Павел Виноградов - Жестокий маскарад (сборник)
Поиск выдал длинный ряд страниц. Я нетерпеливо ткнул в первую попавшуюся и продолжил читать:
«…Как ни странно, самая простая пытка — удары бамбуковой палкой по пяткам — была и самой мучительной. От каждого удара словно бы раскалённый штырь пронзал всё тело вплоть до макушки. Даже электошок по гениталиям, даже подвешивание вниз головой, вбивание щепок под ногти и страшная пытка каплями воды не причиняли таких мук, как это. Но самое жуткое начиналось ночью. Днём его пытали без вопросов. Равнодушно, исполняя обязанности, при этом болтая о своих семейных и частных делах.

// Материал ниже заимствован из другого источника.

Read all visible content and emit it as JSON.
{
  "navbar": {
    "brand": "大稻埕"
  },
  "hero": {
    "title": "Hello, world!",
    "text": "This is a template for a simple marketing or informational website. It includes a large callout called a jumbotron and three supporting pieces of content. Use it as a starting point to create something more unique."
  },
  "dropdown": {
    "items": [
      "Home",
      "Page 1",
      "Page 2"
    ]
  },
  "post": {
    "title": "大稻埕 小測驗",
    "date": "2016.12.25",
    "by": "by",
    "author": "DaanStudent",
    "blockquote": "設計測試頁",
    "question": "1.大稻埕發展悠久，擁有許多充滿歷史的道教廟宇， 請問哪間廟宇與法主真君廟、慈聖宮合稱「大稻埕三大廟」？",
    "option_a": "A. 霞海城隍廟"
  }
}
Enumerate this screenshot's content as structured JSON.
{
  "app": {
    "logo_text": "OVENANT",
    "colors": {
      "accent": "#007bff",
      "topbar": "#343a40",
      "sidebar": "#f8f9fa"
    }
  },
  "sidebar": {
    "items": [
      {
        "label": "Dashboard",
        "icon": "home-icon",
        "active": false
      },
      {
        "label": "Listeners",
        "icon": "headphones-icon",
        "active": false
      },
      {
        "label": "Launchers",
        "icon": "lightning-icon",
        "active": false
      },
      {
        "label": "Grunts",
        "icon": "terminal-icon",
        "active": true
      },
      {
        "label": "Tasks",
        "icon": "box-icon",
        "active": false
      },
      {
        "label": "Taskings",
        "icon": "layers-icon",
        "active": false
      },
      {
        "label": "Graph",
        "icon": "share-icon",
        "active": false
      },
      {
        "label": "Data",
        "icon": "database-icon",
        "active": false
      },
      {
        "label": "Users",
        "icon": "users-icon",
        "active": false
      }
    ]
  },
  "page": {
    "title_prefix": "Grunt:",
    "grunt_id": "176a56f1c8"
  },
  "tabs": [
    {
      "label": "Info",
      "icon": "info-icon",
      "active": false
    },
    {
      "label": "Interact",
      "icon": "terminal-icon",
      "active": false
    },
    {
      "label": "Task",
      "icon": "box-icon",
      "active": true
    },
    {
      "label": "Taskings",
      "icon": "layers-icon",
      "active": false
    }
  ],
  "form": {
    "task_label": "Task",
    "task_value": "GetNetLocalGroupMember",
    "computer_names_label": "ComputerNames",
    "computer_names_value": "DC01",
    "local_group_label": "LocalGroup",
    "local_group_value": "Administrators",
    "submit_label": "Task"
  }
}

Но голос во тьме, монотонный, всепроникающий, обращался прямо к нему, влезал в самое его нутро, приводя в ужас.
— Кто вы?
— Какое у вас звание?
— Как вас зовут?
— Кто с вами связан ещё?
Ему стало казаться, что это говорит машина, но голос был совершенно человеческим. Может быть, это злой дух, демон из какого-нибудь нижнего круга китайского ада?..
Однажды он не выдержал.
— Кто ты-ы?! — завопил он так, что болью отдались все отбитые внутренности. Но он не заметил этого.
— Кто, кто ты?!!
В темноте сгустилась тишина. Он подумал, что сейчас произойдёт самое ужасное, но голос ответил — тихо и мягко, как будто успокаивая:
— Я — это ты.
И замолк.
— Нет! Нет! Я не ты! Я… отделённый! — заорал он и орал так несколько часов, пока из горла не пошла кровь и он не рухнул без сил на грязную циновку. Ему по-прежнему никто не ответил.
Это была самая страшная ночь его пребывания в тюрьме Харбина».
Меня трясло, когда я читал это. Я знал, что всё было не совсем так, что-то было введено для нагнетания напряжения. Но в основе была страшная быль, и тот давний ужас, оказывается, жил во мне по сей день, ожидая своего часа.
Я щёлкнул по кнопке, ведущей в начало текста, и прочитал название романа: «Веселая могила»[78]. Дмитрий Строгов.
Это был мой роман.
И это была моя жизнь.
Я скопировал своё имя и вставил в поисковую щель. На сей раз удивления не было совсем. Да, Дмитрий Строгов, писатель, поэт, друг покойного президента, ставшего первым Императором Новой Евразии, таинственно исчезнувший и посмертно ставший Нобелевским лауреатом. Библиография занимала несколько страниц.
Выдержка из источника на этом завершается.